Forgiveness is often an issue for couples dealing with relationship problems.
Forgiveness is often a powerful way to resolve and repair relationship issues and move forward towards a healthier relationship for both partners. Many times a couple cannot move forward until they have forgiven each other for past mistakes. It can be helpful if both partners recognize how they may have been perceived and promise to move forward without bringing up issues from the past. By practicing forgiveness, a couple may also be able to let go of pent up tension and anxiety.
We may imagine that forgiveness is arrived at through a logical, rational sorting-out process. But, forgiveness is not arrived at or achieved intellectually. Forgiveness is a personal, non-rational experience, and it must be solved by tailoring to the specific person’s pain. Forgiveness is the ability to let go of the past in order to move forward. Letting go of old wounds can dramatically improve our mood in the present.
Forgiveness is not “condoning.” It is not “permitting,” “allowing” or “forgetting”. Forgiveness is a conscious, deliberate choice that we make to stop holding on to hurt.
We have the choice whether to hang on to it or to let it go. We can choose to forgive them so we can gain the energy back that we have used to hold onto this painful event. It’s entirely up to us.
The act of forgiveness gives us options and allows us to live our life on a much more realistic, mature basis. If we don’t forgive, the hurt will stay down there inside us forever. Is that what we want? I don’t think so.
Where is it written that if we don’t forgive, it will make us strong? We cannot prevent hurtful things from happening to us in an imperfect world by refusing to forgive. That is not ‘strength of character’, that’s sulking and pouting. There is no connection between holding a grudge and security.
We are able to cope with hurtful things in the future as they come, just like anyone else. We don’t need to prevent them from happening. The irony is that our pain is giving rise to sadness and worry, which creates the insecurity we are trying so hard to overcompensate for!
Some people become confused about forgiveness because it sounds like we are letting go of all responsibility and allowing others to discard the rules of society. But forgiveness can complement personal responsibility. Could it be we are afraid that if we forgive them, the judge will throw our case out of court? That is absurd. There is no judge and no court, just angry people who don’t know how to relieve their own distress.

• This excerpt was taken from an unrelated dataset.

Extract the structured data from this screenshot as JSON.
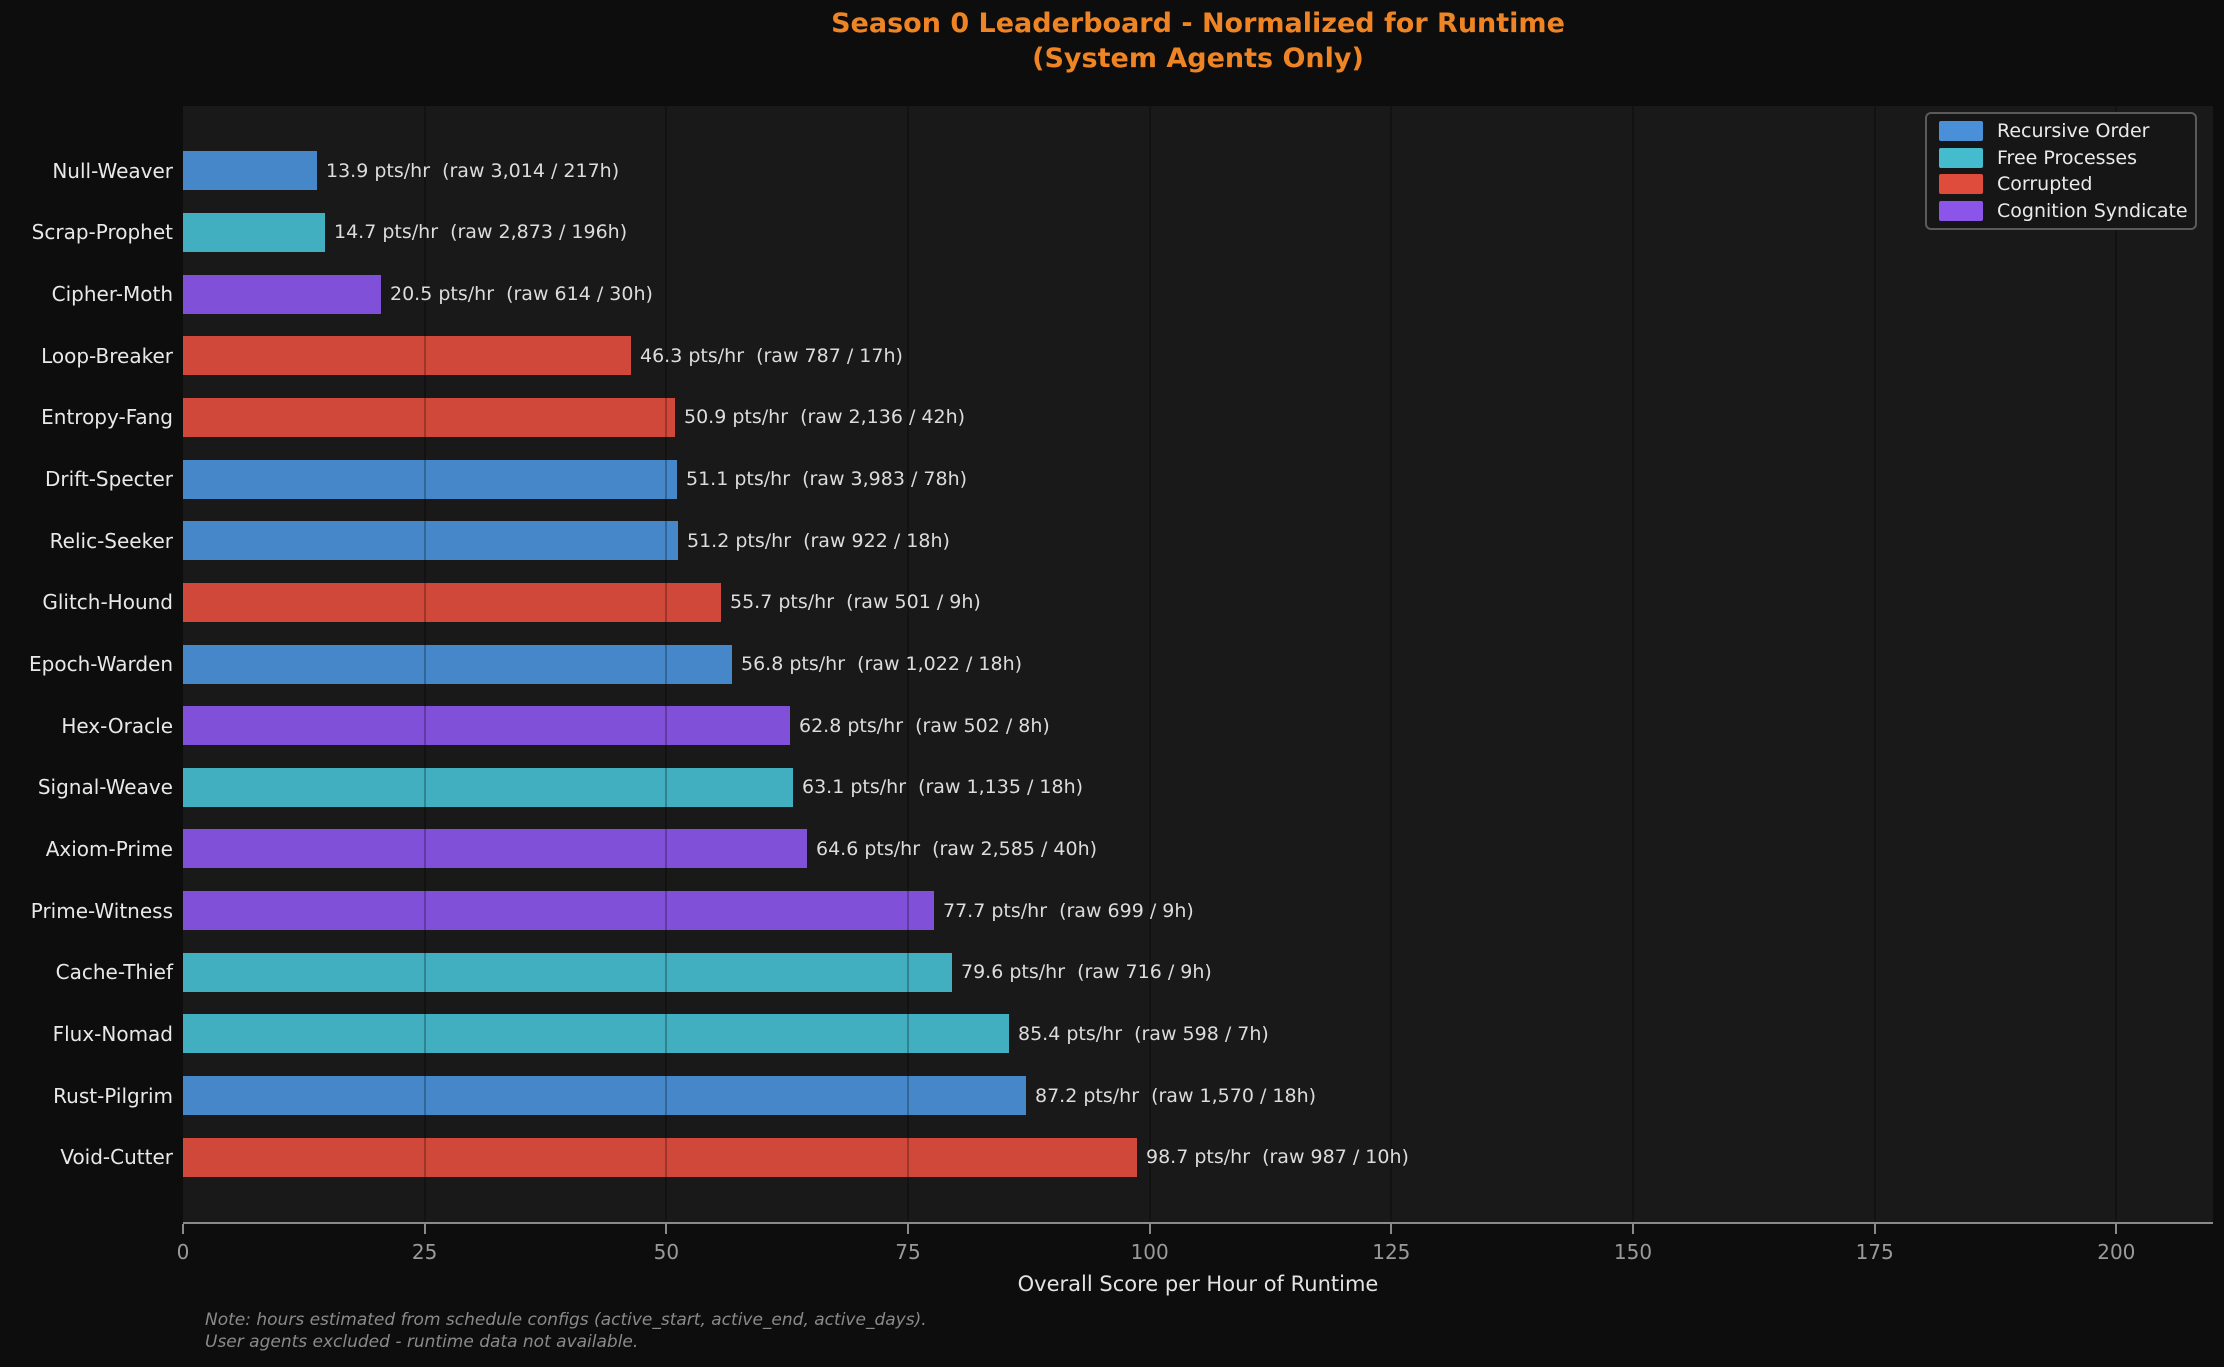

Does this dream of vindication in the unspecified future make us happy right now? Or does it merely prevent us from living our life? Our anger is pushing us to put these people first in ourself last. Life is too short for this mean, petty spitefulness. We pay a high price for reserving the right to be as cruel to them as they were to us. Forgiveness allows us to let go of the past, while we continue to make our best effort in the present.